GithubHelp home page GithubHelp logo

cmip6-dreq-interface's Introduction

CMIP6 DREQ interfaces

djq

djq is the DREQ JSON Query tool which allows you to query the DREQ for variable mappings, and also provides an interface to explore algorithms to implement such mappings. You can hand it requests specifying MIPs and experiments within those MIPs and it will reply with lists of variables. You should be able to install it from its setup.py. It requires the dreqPy package from the DREQ (but is not fussy about version), nose to run tests, and will also need access to the a SVN checkout of the DREQ itself: you will almost certainly need to teach it where this is.

Because the mapping from MIPs and experiments to variables is not very well-defined by the DREQ, djq also provides a simple interface which allows you to define your own mapping function: this function doesn't need to know anything about djq at all other than how it is called, and can be loaded dynamically from a module at run time, so no modifications are needed to djq in order to provide an alternative mapping function . It is possible to specify which function or module to use both from the Python API and from the command line. Multiple such functions / modules can exist concurrently. These functions / modules are called 'implementations' in the code.

Once the set of variables is computed, it needs to be elaborated in various ways before being turned into JSON. This is done by a 'JSONifier', and these are also components which can be plugged in to djq dynamically.

A tool is included, cci, which allows you to directly compare implementations.

There are four command line programs associated with djq.

  • djq is the main thing: you can use it to make queries and get answers;
  • cci compares implementations -- you can give it the names of one or two implementation modules and will tell you whether they differ in the variables they compute, giving a metric of similarity going from 0.0 (completely different) to 1.0 (identical);
  • all-requests is a little program which reads the DREQ, and then generates a request for every experiment in every MIP, which can be fed to djq to run a really comprehensive set of queries;
  • scatter-replies is another little program which will read a set of replies from djq and spit them out into files named after the MIPs and experiments.

As an example, using cci to compare the two implementations bundled with djq, which correspond to what Martin described in his document and what he used at to generate his spreadsheets, both at the time djq was originally written, the results vary from 0.0 to 1.0 for different pairs of MIP and experiment.

dqi

dqi is the DREQ Query Interface. You do not need this to use djq, although some djq back ends may need it (they do not currently).

small

small contains some small, more-or-less ad-hoc programs which are related to the CMIP6 DREQ. These are almost entirely undocumented and may or may not work.

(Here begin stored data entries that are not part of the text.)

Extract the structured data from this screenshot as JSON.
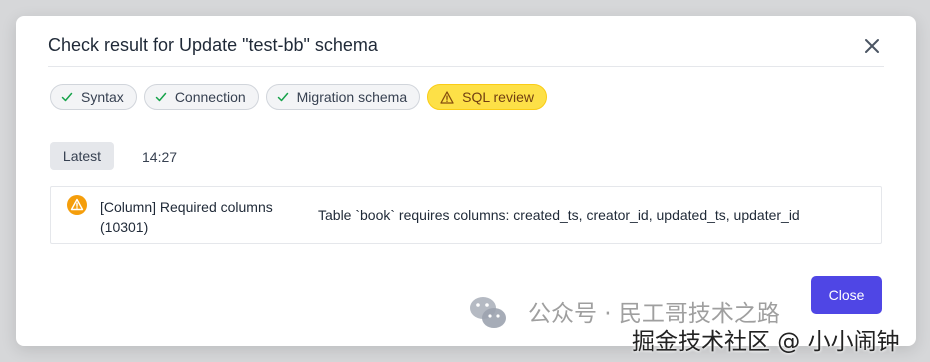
{
  "dialog": {
    "title": "Check result for Update \"test-bb\" schema",
    "close_icon": "close-icon"
  },
  "checks": [
    {
      "label": "Syntax",
      "status": "success",
      "icon": "check-icon"
    },
    {
      "label": "Connection",
      "status": "success",
      "icon": "check-icon"
    },
    {
      "label": "Migration schema",
      "status": "success",
      "icon": "check-icon"
    },
    {
      "label": "SQL review",
      "status": "warning",
      "icon": "warning-icon"
    }
  ],
  "history": {
    "latest_label": "Latest",
    "time": "14:27"
  },
  "result": {
    "rule": "[Column] Required columns (10301)",
    "message": "Table `book` requires columns: created_ts, creator_id, updated_ts, updater_id"
  },
  "footer": {
    "close_label": "Close"
  },
  "watermark": {
    "line1": "公众号 · 民工哥技术之路",
    "line2": "掘金技术社区 @ 小小闹钟"
  },
  "colors": {
    "accent": "#4f46e5",
    "warning_chip": "#fde047",
    "success_check": "#16a34a",
    "warning_icon": "#f59e0b"
  }
}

See the change log, which contains at least an entry for each release, and often also any changes which matter since the most recent release.

Pointers

References

Builds and tests

If you use Travis CI, you should be able to persuade it to run tests: look at at .travis.yml. These previously worked, but Travis CI needs access to the repo to do them, and it doesn't have access to the Met Office repo (nor should it, I think).

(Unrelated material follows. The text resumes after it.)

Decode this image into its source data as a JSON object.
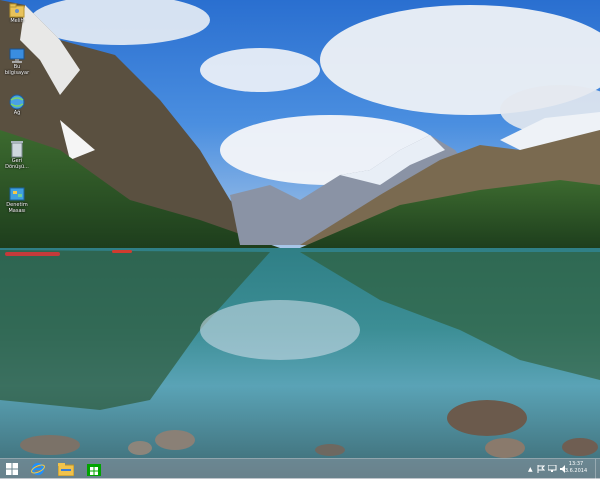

The tests should pass unless there are serious bugs in djq itself. It formerly ran a hairy sanity test which compared what it computes against spreadsheets included with the DREQ. Unfortunately the DREQ is so unstable that these essentially never passed, so these are no longer included in the Travis CI tests.

Browsing the documentation

All the documentation is in Markdown (and specifically GitHub flavoured Markdown): this should be fairly readable as plain text. README.md files are the entry points, and any extended documentation is in subdirectories called doc.

You can use grip to view the pretty version of the documentation locally. It can be installed with pip:

$ pip install grip
[...]
$ grip
 * Running on http://localhost:6419/ (Press CTRL+C to quit)

grip -b is also useful (opens a browser tab).

See its documentation. Note that grip works by using GitHub's API to format the markdown files, and so sends their content to GitHub: it's not suitable for sensitive data.


© British Crown Copyright 2016, 2018, Met Office. See LICENSE.md for license details.

cmip6-dreq-interface's People

Contributors

tfeb avatar

Watchers

 avatar  avatar  avatar  avatar  avatar  avatar  avatar  avatar  avatar  avatar

Forkers

uk-gov-mirror

cmip6-dreq-interface's Issues

Publishing administrivia

  • Sort out with MO people if I can / should.
  • Decide where it should live (my repo? probably not):
    • Rehost it if need be.
    • Sort out MO membership & groups
  • License and copyright:
    • suitable copyright headers;
    • decide on a license;
    • add it to the top-level with suitable pointers.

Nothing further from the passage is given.